Do vento ao etanol: as táticas da Vale para driblar a distância e seguir rumo à China
Talvez você tenha visto a notícia de que a Vale vai ter o primeiro navio transoceânico movido a etanol do mundo. O projeto, previsto para 2029, é apenas uma das frentes de uma estratégia mais ampla, de preparar a logística marítima para um futuro cada vez mais descarbonizado.
E a discussão vai além de inovação pontual. Afinal, o transporte marítimo responde por uma fatia relevante das emissões da cadeia da mineradora, além de representar uma parcela importante dos custos presentes no balanço.

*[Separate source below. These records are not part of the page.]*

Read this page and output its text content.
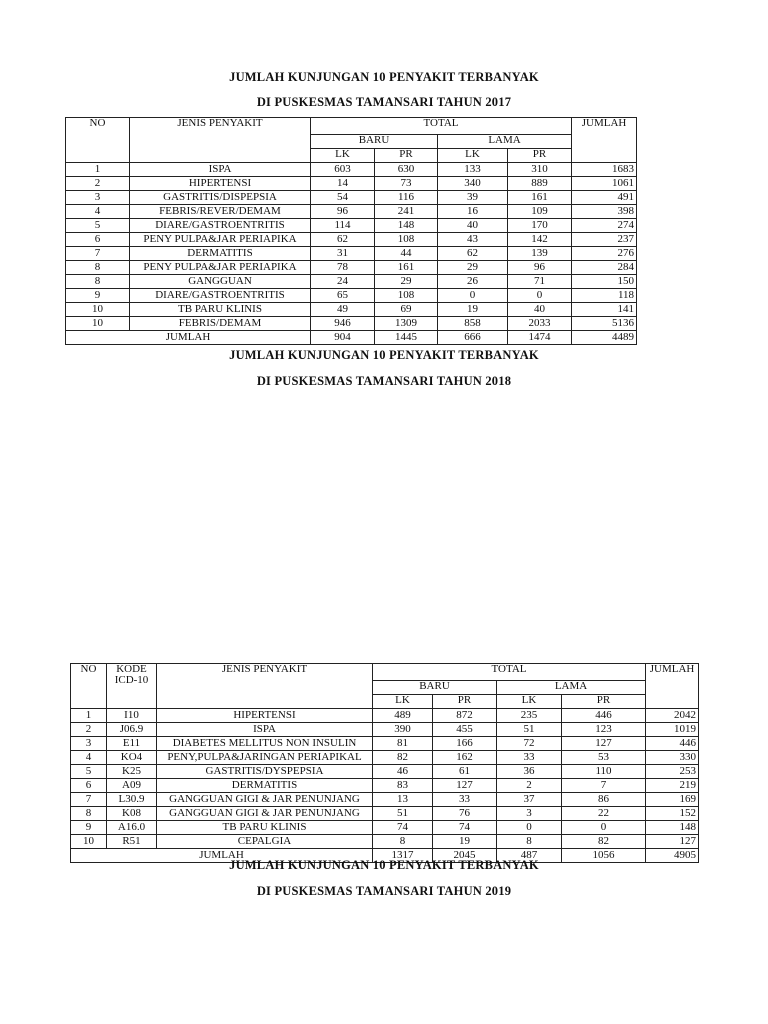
JUMLAH KUNJUNGAN 10 PENYAKIT TERBANYAK

DI PUSKESMAS TAMANSARI TAHUN 2017

NO	JENIS PENYAKIT	TOTAL				JUMLAH
		BARU		LAMA		
		LK	PR	LK	PR	
1	ISPA	603	630	133	310	1683
2	HIPERTENSI	14	73	340	889	1061
3	GASTRITIS/DISPEPSIA	54	116	39	161	491
4	FEBRIS/REVER/DEMAM	96	241	16	109	398
5	DIARE/GASTROENTRITIS	114	148	40	170	274
6	PENY PULPA&JAR PERIAPIKA	62	108	43	142	237
7	DERMATITIS	31	44	62	139	276
8	PENY PULPA&JAR PERIAPIKA	78	161	29	96	284
8	GANGGUAN	24	29	26	71	150
9	DIARE/GASTROENTRITIS	65	108	0	0	118
10	TB PARU KLINIS	49	69	19	40	141
10	FEBRIS/DEMAM	946	1309	858	2033	5136
JUMLAH		904	1445	666	1474	4489

JUMLAH KUNJUNGAN 10 PENYAKIT TERBANYAK

DI PUSKESMAS TAMANSARI TAHUN 2018

NO	KODE ICD-10	JENIS PENYAKIT	TOTAL				JUMLAH
			BARU		LAMA		
			LK	PR	LK	PR	
1	I10	HIPERTENSI	489	872	235	446	2042
2	J06.9	ISPA	390	455	51	123	1019
3	E11	DIABETES MELLITUS NON INSULIN	81	166	72	127	446
4	KO4	PENY,PULPA&JARINGAN PERIAPIKAL	82	162	33	53	330
5	K25	GASTRITIS/DYSPEPSIA	46	61	36	110	253
6	A09	DERMATITIS	83	127	2	7	219
7	L30.9	GANGGUAN GIGI & JAR PENUNJANG	13	33	37	86	169
8	K08	GANGGUAN GIGI & JAR PENUNJANG	51	76	3	22	152
9	A16.0	TB PARU KLINIS	74	74	0	0	148
10	R51	CEPALGIA	8	19	8	82	127
JUMLAH			1317	2045	487	1056	4905

JUMLAH KUNJUNGAN 10 PENYAKIT TERBANYAK

DI PUSKESMAS TAMANSARI TAHUN 2019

No primeiro trimestre de 2026, o custo de frete marítimo da mineradora foi de US$ 18,1 por tonelada, um dos principais fatores por trás da alta do custo all-in da companhia no período. Chama-se all-in o gasto total para produzir e entregar minério de ferro, que somou US$ 55,4 por tonelada para o mix de finos e pelotas entregues na China.
Na prática, o frete internacional representou cerca de um terço desse custo total, ou aproximadamente 32,7%. A relevância do transporte marítimo é ainda maior porque 89% das vendas de finos de minério de ferro da Vale no trimestre foram feitas na modalidade CFR, em que a companhia é responsável pelo transporte até o cliente.
Apesar da pressão, a Vale afirma ter uma vantagem em relação ao mercado. O custo de frete da companhia ficou US$ 6,7 por tonelada abaixo da rota Brasil–China, conhecida como C3. Segundo a empresa, esse desempenho reflete sua estratégia de afretamento de longo prazo, que ajuda a reduzir custos e a volatilidade do transporte.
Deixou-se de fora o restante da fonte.